The big cloud debate- F5 Networks
The big cloud debate – private, public or hybrid?
By Rob Malkin ?Managing Director F5 Networks-ANZ
I’ve spent the last year speaking to organisations across Australia and New Zealand about their journey to the cloud.
A recent study by ServiceNow found that 91% of mid-to-senior level IT professionals at large businesses in Australia felt cloud could be a replacement for a formal IT department – ahead of other countries globally. This trend is echoed in New Zealand, which is also very mature in terms of cloud adoption.
We’ve seen the same thing internally – data from our annual State of Application Delivery report shows that 80% of organisations globally are committed to multi-cloud architectures, and 20% will have over half their applications running in the public and/or private clouds this year.
However, we’re realising that ‘cloud’ isn’t a one-size-fits-all solution. In fact, we know of several organisations that have scaled back their use of public clouds when costs spiralled or there were service outages.
So if public cloud isn’t always the best approach, what is? The answer is hybrid cloud.

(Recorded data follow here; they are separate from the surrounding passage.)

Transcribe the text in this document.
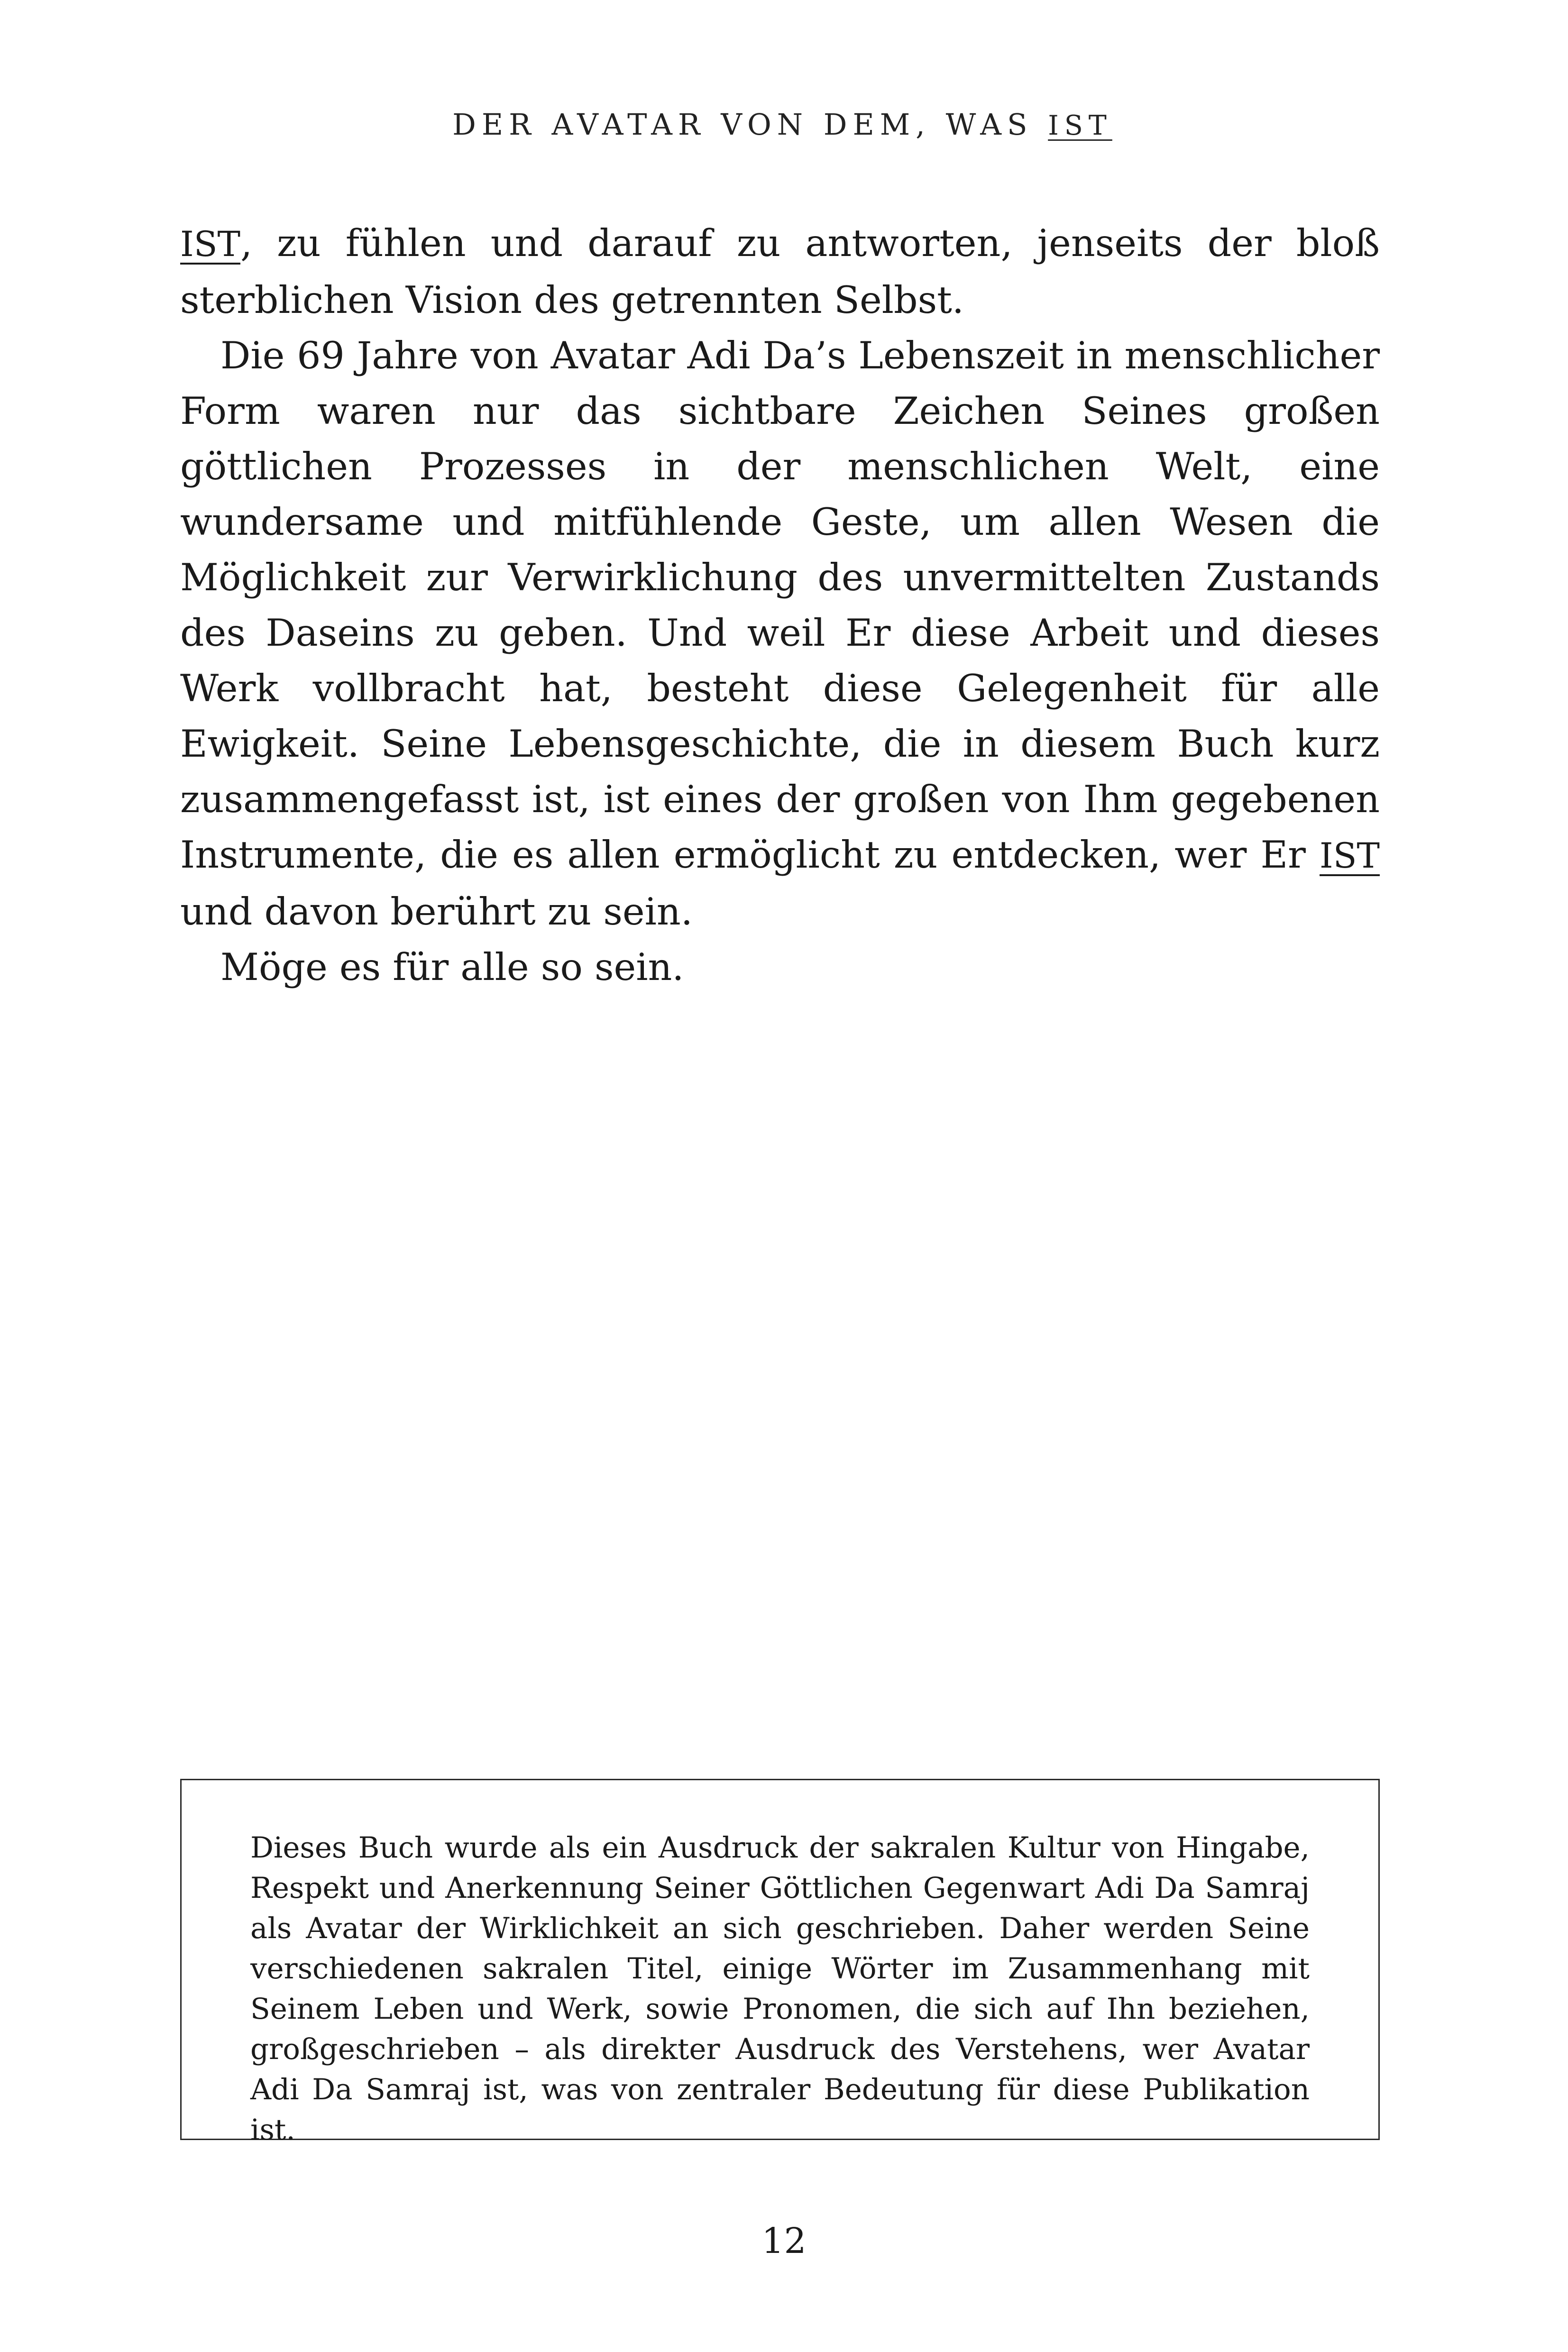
DER AVATAR VON DEM, WAS IST

IST, zu fühlen und darauf zu antworten, jenseits der bloß sterblichen Vision des getrennten Selbst.

Die 69 Jahre von Avatar Adi Da’s Lebenszeit in menschlicher Form waren nur das sichtbare Zeichen Seines großen göttlichen Prozesses in der menschlichen Welt, eine wundersame und mitfühlende Geste, um allen Wesen die Möglichkeit zur Verwirklichung des unvermittelten Zustands des Daseins zu geben. Und weil Er diese Arbeit und dieses Werk vollbracht hat, besteht diese Gelegenheit für alle Ewigkeit. Seine Lebensgeschichte, die in diesem Buch kurz zusammengefasst ist, ist eines der großen von Ihm gegebenen Instrumente, die es allen ermöglicht zu entdecken, wer Er IST und davon berührt zu sein.

Möge es für alle so sein.

Dieses Buch wurde als ein Ausdruck der sakralen Kultur von Hingabe, Respekt und Anerkennung Seiner Göttlichen Gegenwart Adi Da Samraj als Avatar der Wirklichkeit an sich geschrieben. Daher werden Seine verschiedenen sakralen Titel, einige Wörter im Zusammenhang mit Seinem Leben und Werk, sowie Pronomen, die sich auf Ihn beziehen, großgeschrieben – als direkter Ausdruck des Verstehens, wer Avatar Adi Da Samraj ist, was von zentraler Bedeutung für diese Publikation ist.

12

To reflect this, cloud providers are shifting to a hybrid message. Microsoft’s Azure Stack is pitched at organisationswho want flexibility over where workloads are housed, andAWS has a partnership with VMware with a similar value proposition.
Multi-cloud environments still present hurdles though, such as managing application services, inconsistent security policies and the pressure placed on IT teams to manage complex environments. To support organisations looking for cloud environments that will empower them to deliver apps to their end-users with increased uptime, we’ve just launched new solutions which provide consistent application services in multi-cloud environments – giving companies greater deployment flexibility, more effective security, and faster time to market.
The debate around which cloud is right for your organisation, as well as how to manage this from a practical perspective, and the business benefits of each option will be a key topic I’ll be covering at our Agility conference in Sydney next week. The journey to the cloud isn’t over yet!
Sums it up well Rob. Will be some great discussion at Agility next week. It's not just about how to get to public cloud but how to architect a cloud environment that is Agile, Flexible, Reliable and Secure. It's exciting to work for a technology company that helps customers achieve those key requirements delivering a successful cloud architecture, in Private, Public and Hybrid models.